KGPA: Robustness Evaluation for Large Language Models via Cross-Domain Knowledge Graphs
Aihua Pei, Zehua Yang, Shunan Zhu, Ruoxi Cheng, Ju Jia, Lina Wang
TL;DR
KGPA introduces a knowledge-graph-based framework to evaluate the adversarial robustness of large language models across domain-diverse knowledge graphs, eliminating reliance on manually annotated benchmarks. It comprises modules that convert KG triplets to original prompts (T2P), generate adversarial prompts (KGB-FSA and APGP), and refine prompt quality with a Prompt Refinement Engine (PRE) using LLMScore, guided by a tau_llm threshold. Robustness is quantified via NRA, RRA, and ASR across general and specialized knowledge graphs and models such as GPT-3.5-turbo, GPT-4-turbo, and GPT-4o, revealing that robustness ranks as GPT-4-turbo > GPT-4o > GPT-3.5-turbo and that domain knowledge influences performance. The approach demonstrates lower resource costs relative to benchmark-heavy frameworks while delivering actionable insights into cross-domain robustness and the effectiveness of different prompt-generation strategies.
Abstract
Existing frameworks for assessing robustness of large language models (LLMs) overly depend on specific benchmarks, increasing costs and failing to evaluate performance of LLMs in professional domains due to dataset limitations.
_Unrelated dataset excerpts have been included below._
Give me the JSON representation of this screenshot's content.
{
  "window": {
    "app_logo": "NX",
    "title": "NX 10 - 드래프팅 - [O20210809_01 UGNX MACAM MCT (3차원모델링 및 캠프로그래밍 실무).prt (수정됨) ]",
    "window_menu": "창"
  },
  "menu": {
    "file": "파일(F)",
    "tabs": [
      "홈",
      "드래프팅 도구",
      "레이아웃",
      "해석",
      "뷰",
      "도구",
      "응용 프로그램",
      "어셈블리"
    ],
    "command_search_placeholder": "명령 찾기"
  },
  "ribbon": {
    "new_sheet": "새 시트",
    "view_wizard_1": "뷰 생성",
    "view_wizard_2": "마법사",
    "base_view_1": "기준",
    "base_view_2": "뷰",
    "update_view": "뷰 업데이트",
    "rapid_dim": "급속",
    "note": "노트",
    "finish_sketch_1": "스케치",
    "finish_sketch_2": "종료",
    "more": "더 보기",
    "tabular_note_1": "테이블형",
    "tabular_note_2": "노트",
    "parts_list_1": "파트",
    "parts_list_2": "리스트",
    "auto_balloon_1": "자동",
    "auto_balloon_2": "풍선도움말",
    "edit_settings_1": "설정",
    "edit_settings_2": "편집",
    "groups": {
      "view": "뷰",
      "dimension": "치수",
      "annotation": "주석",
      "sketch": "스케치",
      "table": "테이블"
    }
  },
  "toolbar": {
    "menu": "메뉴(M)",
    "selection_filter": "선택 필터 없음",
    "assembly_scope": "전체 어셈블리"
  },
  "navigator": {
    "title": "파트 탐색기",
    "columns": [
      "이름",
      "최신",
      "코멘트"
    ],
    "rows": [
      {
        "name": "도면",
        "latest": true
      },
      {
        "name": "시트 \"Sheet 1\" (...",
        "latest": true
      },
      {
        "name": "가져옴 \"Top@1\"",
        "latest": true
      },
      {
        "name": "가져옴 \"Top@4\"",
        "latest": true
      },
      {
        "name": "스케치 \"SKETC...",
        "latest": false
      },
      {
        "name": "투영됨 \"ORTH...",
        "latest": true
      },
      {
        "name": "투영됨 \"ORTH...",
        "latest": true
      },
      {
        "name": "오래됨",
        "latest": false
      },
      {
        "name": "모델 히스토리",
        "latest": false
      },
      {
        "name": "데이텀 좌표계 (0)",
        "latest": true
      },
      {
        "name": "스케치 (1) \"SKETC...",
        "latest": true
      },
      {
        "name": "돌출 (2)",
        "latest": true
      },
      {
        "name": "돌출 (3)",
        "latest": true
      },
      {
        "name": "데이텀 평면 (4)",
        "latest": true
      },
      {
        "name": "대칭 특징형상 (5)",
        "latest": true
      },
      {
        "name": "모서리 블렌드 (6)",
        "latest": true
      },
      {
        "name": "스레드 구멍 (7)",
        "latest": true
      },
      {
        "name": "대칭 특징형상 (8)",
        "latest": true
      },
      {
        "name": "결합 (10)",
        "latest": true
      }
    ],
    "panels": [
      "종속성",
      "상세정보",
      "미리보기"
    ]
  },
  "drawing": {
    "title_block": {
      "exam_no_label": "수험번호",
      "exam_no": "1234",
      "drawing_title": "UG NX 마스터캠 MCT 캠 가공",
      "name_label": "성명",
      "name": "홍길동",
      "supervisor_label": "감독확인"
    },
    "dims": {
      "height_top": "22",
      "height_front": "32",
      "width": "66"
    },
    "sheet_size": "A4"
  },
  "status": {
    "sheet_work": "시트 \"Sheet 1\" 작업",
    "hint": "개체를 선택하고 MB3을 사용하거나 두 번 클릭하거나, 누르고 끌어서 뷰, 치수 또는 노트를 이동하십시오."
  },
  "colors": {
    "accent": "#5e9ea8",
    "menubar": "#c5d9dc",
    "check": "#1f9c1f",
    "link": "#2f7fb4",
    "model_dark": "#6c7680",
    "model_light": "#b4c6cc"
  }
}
This paper proposes a framework that systematically evaluates the robustness of LLMs under adversarial attack scenarios by leveraging knowledge graphs (KGs). Our framework generates original prompts from the triplets of knowledge graphs and creates adversarial prompts by poisoning, assessing the robustness of LLMs through the results of these adversarial attacks. We systematically evaluate the effectiveness of this framework and its modules. Experiments show that adversarial robustness of the ChatGPT family ranks as GPT-4-turbo > GPT-4o > GPT-3.5-turbo, and the robustness of large language models is influenced by the professional domains in which they operate.